Les soldats l'ont saisi, les paysans ont voulu le défendre et...
Pierre ne put achever: le collecteur qui, de loin, attendait l'issue de la lutte, jugeant le moment opportun de se montrer, tourna la haie derrière laquelle il se cachait, et s'avança vers Riquet obséquieusement, l'échine courbée.
—Monsieur le baron, j'ai fait mon devoir, dit-il, ne faut-il pas qu'ils payent. Ces gens, si on les écoutait, seraient toujours sans pain.
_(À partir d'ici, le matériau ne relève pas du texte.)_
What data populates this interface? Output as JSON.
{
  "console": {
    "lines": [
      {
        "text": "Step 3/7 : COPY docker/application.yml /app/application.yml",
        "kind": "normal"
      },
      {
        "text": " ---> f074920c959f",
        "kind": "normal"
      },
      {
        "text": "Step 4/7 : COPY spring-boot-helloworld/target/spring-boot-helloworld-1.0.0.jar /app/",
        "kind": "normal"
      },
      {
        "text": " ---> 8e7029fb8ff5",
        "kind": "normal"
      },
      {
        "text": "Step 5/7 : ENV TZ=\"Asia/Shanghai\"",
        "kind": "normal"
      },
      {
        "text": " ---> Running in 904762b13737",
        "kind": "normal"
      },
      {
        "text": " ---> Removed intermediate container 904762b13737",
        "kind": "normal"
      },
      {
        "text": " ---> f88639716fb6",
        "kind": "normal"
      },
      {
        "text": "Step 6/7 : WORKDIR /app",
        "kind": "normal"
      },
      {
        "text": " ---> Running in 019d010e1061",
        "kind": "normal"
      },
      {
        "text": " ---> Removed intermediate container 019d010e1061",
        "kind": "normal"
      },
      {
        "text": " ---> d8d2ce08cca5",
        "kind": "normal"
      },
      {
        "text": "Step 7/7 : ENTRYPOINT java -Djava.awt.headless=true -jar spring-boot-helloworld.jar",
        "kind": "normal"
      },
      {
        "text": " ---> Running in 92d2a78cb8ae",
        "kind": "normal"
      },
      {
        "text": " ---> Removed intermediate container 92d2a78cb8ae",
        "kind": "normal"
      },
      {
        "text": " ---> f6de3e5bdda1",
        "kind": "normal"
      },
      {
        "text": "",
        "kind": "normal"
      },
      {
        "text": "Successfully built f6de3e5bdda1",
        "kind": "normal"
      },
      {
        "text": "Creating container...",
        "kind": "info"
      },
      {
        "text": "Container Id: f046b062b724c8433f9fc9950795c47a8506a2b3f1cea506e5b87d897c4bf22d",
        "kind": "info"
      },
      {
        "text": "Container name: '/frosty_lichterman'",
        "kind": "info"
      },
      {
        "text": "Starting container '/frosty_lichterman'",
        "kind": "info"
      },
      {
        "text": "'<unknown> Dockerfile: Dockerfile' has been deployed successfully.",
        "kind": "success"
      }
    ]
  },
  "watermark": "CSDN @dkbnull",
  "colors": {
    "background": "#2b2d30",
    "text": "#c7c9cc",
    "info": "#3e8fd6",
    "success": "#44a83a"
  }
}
—Pourquoi n'avez-vous pas obéi à mes ordres, monsieur, demanda Riquet sévèrement; il m'est revenu, depuis longtemps et de tous côtés, que vous accomplissiez vos fonctions avec rudesse; je vous ai déjà fait avertir, vous n'avez tenu aucun compte de mes observations; aujourd'hui la mesure est comble, je vous renvoie de l'administration. Allez, monsieur, vous ne faites plus partie des gabelles.
—Mais, monsieur le baron, daignez m'écouter, s'écria le collecteur humblement.
Riquet, sans paraître l'entendre, se tourna vers le groupe des prisonniers et des blessés qui, sombres, immobiles, assistaient à cette scène, attendant qu'on disposât d'eux.
—Qui vous a poussés à cette rébellion, demanda-t-il, à cette attaque contre les soldats du roi? Ne pouviez-vous vous plaindre à moi de mes agents? Voyons, parlez, répondez donc, l'un de vous!